Amerykanin Mike Taylor pozostanie trenerem reprezentacji Polski mężczyzn przez kolejne dwa lata - poinformował na konferencji prasowej w Warszawie prezes Polskiego Związku Koszykówki Radosław Piesiewicz. We wrześniu biało-czerwoni wywalczyli ósme miejsce w mistrzostwach świata.
Nie wyobrażam sobie innego trenera niż Mike. Wszyscy żyjemy jeszcze mistrzostwami świata w Chinach i sukcesem, jakim było zajęcie ósmego miejsca. Polska koszykówka czekała na takiego człowieka jak Mike, który kocha chłopaków i jest dla nich wzorem. To był priorytet, by przedłużyć współpracę z Mikem. Umowa została podpisana do grudnia 2021 roku
- powiedział Piesiewicz.
Mike Taylor pozostanie trenerem reprezentacji Polski
Radosław Piesiewicz, Prezes @PZKosz ogłosił przedłużenie umowy z Mikiem Taylorem. Poznaliśmy także asystentów - Arkadiusza Miłoszewskiego, Artura Gronka oraz Marcina Woźniaka. Dyrektorem kadry będzie Marek Popiołek.#DawajPolska #KoszKadra @EnergaSA
— KoszKadra (@KoszKadra) November 4, 2019
➡ https://t.co/jPFheM23Tk pic.twitter.com/F6L59XsDpl
W sztabie szkoleniowym Amerykanina pojawi się nowa twarz - będzie nim trener Astorii Bydgoszcz Artur Gronek. Zastąpi on Krzysztofa Szablowskiego. Współpracować będą dalej z Taylorem Marcin Woźniak, Arkadiusz Miłoszewski i Marek Popiołek. Trener Taylor powiedział:
Dziękuję bardzo prezesowi i federacji za wsparcie i możliwość dalszej pracy z kadrą. Jestem podekscytowany i gotowy na nowe wyzwania.

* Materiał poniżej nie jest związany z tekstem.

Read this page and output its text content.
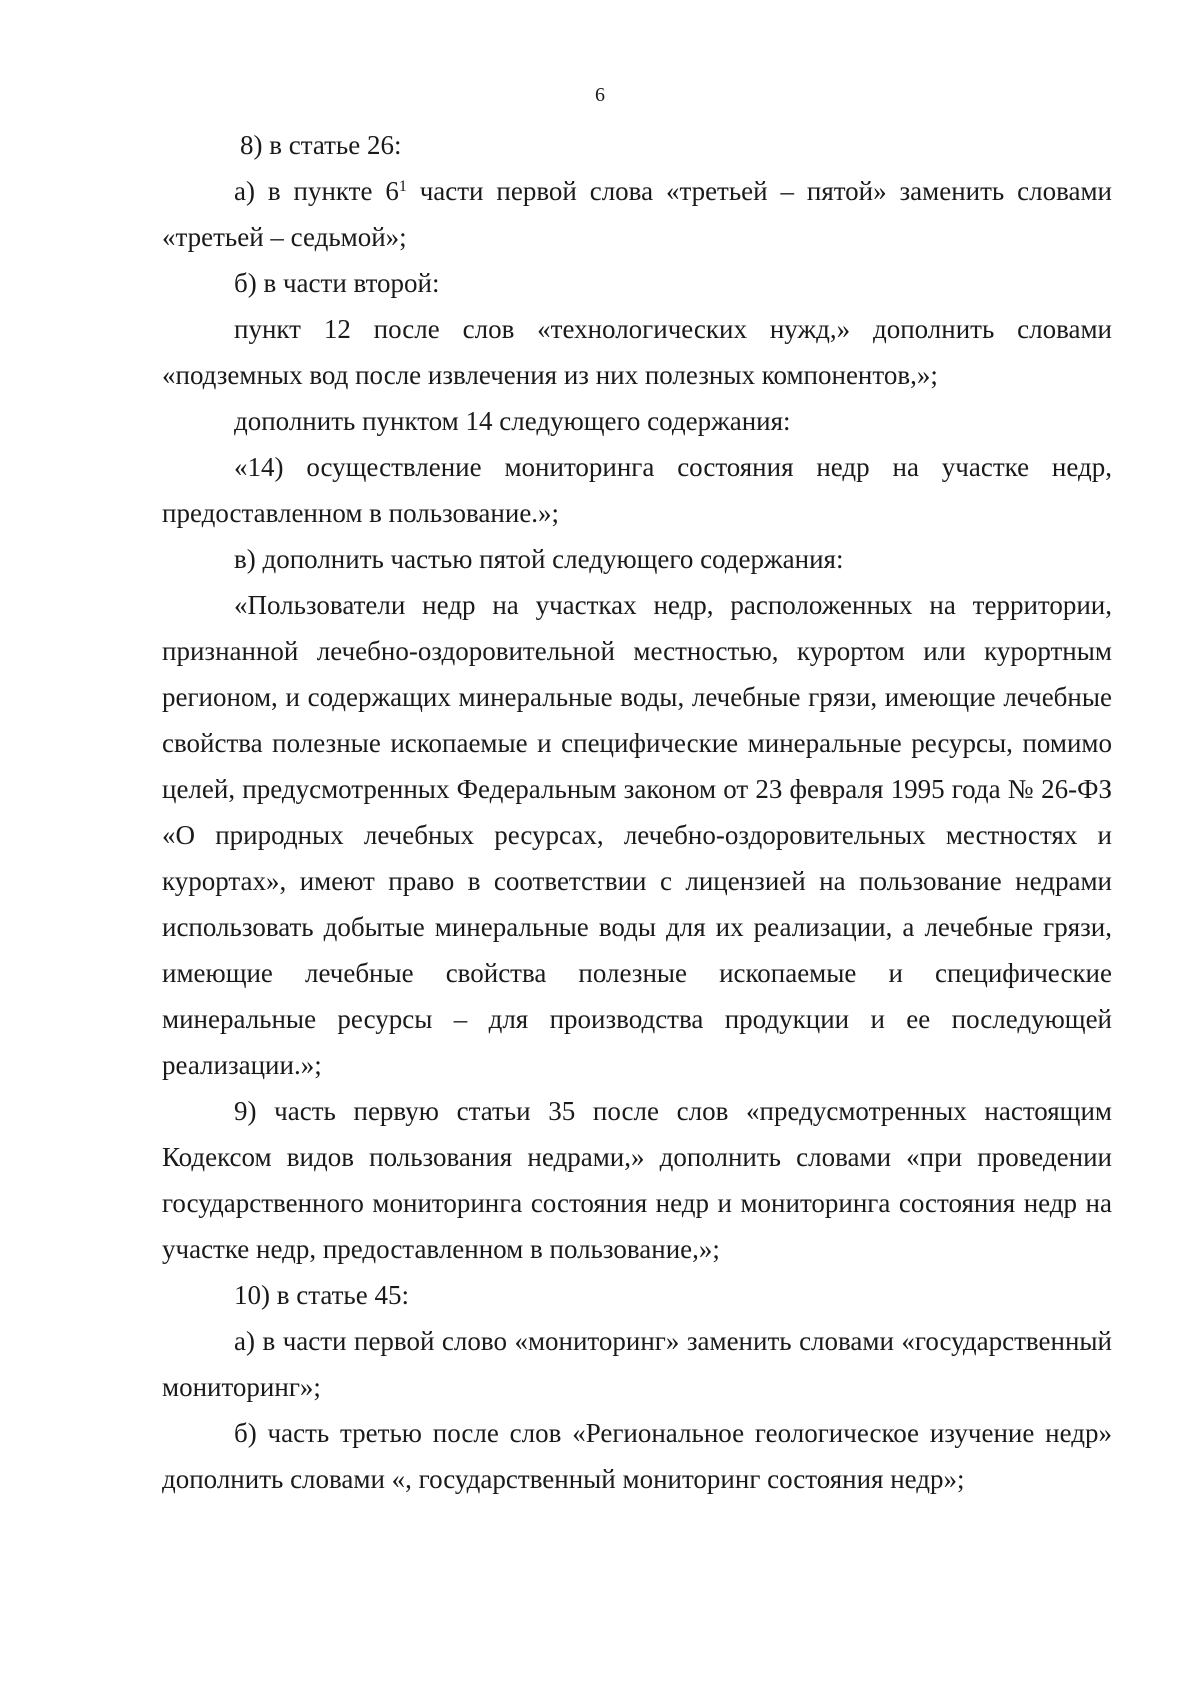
6

8) в статье 26:

а) в пункте $6^1$ части первой слова «третьей – пятой» заменить словами «третьей – седьмой»;

б) в части второй:

пункт 12 после слов «технологических нужд,» дополнить словами «подземных вод после извлечения из них полезных компонентов,»;

дополнить пунктом 14 следующего содержания:

«14) осуществление мониторинга состояния недр на участке недр, предоставленном в пользование.»;

в) дополнить частью пятой следующего содержания:

«Пользователи недр на участках недр, расположенных на территории, признанной лечебно-оздоровительной местностью, курортом или курортным регионом, и содержащих минеральные воды, лечебные грязи, имеющие лечебные свойства полезные ископаемые и специфические минеральные ресурсы, помимо целей, предусмотренных Федеральным законом от 23 февраля 1995 года № 26-ФЗ «О природных лечебных ресурсах, лечебно-оздоровительных местностях и курортах», имеют право в соответствии с лицензией на пользование недрами использовать добытые минеральные воды для их реализации, а лечебные грязи, имеющие лечебные свойства полезные ископаемые и специфические минеральные ресурсы – для производства продукции и ее последующей реализации.»;

9) часть первую статьи 35 после слов «предусмотренных настоящим Кодексом видов пользования недрами,» дополнить словами «при проведении государственного мониторинга состояния недр и мониторинга состояния недр на участке недр, предоставленном в пользование,»;

10) в статье 45:

а) в части первой слово «мониторинг» заменить словами «государственный мониторинг»;

б) часть третью после слов «Региональное геологическое изучение недр» дополнить словами «, государственный мониторинг состояния недр»;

Taylor został szkoleniowcem w styczniu 2014 roku zastępując Niemca Dirka Bauermanna po nieudanych mistrzostwach Europy 2013. Amerykanin był wówczas zatrudniony na zapleczu NBA - w lidze NBDL, w której prowadził drużynę Mainer Red Claws, współpracującą z Boston Celtics. Obecnie prowadzi beniaminka niemieckiej ekstraklasy Hamburg Towers.
Polacy pod wodzą Taylora zajęli 11. lokatę w ME 2015 przegrywając w 1/8 finału z późniejszym złotym medalistą, Hiszpanią 66:80. Dwa lata później w Eurobaskecie uplasowali się na 18. pozycji nie wychodząc z grupy A, o czym zadecydowała porażka po dwóch dogrywkach z gospodarzem grupy - Finlandią 87:90. Największy sukces Taylora to udział drużyny narodowej we wrześniowych mistrzostwach świata w Chinach, drugi w historii i pierwszy od 1967 r., i zajęcie ósmej lokaty.